All of us have lived with the concept of authority since birth. First our parents were authority figures, then school teachers, principals and patrol boys and girls, later coaches, captains of athletic teams officers of social clubs and fraternal organization, campus police and finally employers (“bosses”) all remind us that we live in a society with distinct authority relationships.
Authority conditions the actions and behaviour of every management member in an organization and is the common cord tying together the various organisation units, thus making possible the very existence of the organisation and the effective working together of all personnel.
Organized executive action is impossible without authority. A superior is able directly to affect the behaviour of subordinate if he possesses authority with respect to that subordinate authority is commonly viewed as originally at the top of an organizational hierarchy and following downward therein through the process of delegation. When viewed in this way, it was called “formal authority”. In reality effective authority does not originate in this manner.
The concept “authority”, then, describes an interpersonal relationship in which one individual the subordinate accepts a decision made by another individual, the superior permitting that decision directly to affect his behaviour. Many of any writers have defined the term “authority”. Some definitions are as follows:
“Authority can thus be defined as a behaviouristic concept describing a relationship between subject and object in which the subject takes an acquiescent attitude to behaviour prescribed by the object on the basis of power either possessed by or delegated to the object”.
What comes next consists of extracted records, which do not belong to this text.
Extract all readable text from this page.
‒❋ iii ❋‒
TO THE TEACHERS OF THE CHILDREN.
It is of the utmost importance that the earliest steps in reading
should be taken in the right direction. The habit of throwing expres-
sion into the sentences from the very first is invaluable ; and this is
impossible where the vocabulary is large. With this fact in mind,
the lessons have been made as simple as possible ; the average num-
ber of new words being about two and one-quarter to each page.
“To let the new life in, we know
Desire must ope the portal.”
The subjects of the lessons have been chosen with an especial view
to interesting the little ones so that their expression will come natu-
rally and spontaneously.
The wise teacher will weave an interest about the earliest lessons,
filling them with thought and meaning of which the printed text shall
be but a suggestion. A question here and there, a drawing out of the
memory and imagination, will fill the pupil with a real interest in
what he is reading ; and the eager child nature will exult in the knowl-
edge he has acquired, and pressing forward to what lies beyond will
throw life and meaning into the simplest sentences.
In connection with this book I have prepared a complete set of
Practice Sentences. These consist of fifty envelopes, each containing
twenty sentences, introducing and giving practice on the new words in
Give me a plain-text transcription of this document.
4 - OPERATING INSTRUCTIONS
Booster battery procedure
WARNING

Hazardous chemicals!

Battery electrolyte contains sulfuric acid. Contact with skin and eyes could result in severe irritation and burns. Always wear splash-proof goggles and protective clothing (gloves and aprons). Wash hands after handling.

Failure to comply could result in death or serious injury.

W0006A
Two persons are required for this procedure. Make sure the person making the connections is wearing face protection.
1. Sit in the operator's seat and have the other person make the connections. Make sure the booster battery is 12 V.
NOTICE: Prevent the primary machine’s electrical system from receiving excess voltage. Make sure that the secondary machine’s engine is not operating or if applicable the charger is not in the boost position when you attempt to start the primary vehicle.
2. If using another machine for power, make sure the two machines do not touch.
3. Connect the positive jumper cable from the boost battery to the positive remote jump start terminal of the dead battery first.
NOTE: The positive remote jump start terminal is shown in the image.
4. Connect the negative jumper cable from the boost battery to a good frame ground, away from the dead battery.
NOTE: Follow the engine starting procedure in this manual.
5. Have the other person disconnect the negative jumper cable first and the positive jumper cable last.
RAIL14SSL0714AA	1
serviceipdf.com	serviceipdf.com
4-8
“Authority is the Character of a communication (order) in a formal organisation by virtue of which it is accepted by a contributor to or member of the organisation governing the action he contributes that is, as governing or determining what he does ‘ or is not to do so far as the organization is concerned”.
“Authority may be defined as the power to make decisions which guide the actions of another. It is a relationship between two individuals, on ‘superior’ the other ‘subordinate’. The superior frames the transmits decisions with the expectation that will be accepted by the subordinate. The subordinate expects such decisions and his conduct is determined by them.
An individual always has an opportunity, with respect to decision made by another directly to affect his behaviour to accept or reject that decision. If this line of analysis is to be followed it must be recognized that an individual may posse’s authority in a given situation without having formal authority. As according to Henry Fayol “Authority is the right to give orders and power to exact obedience”.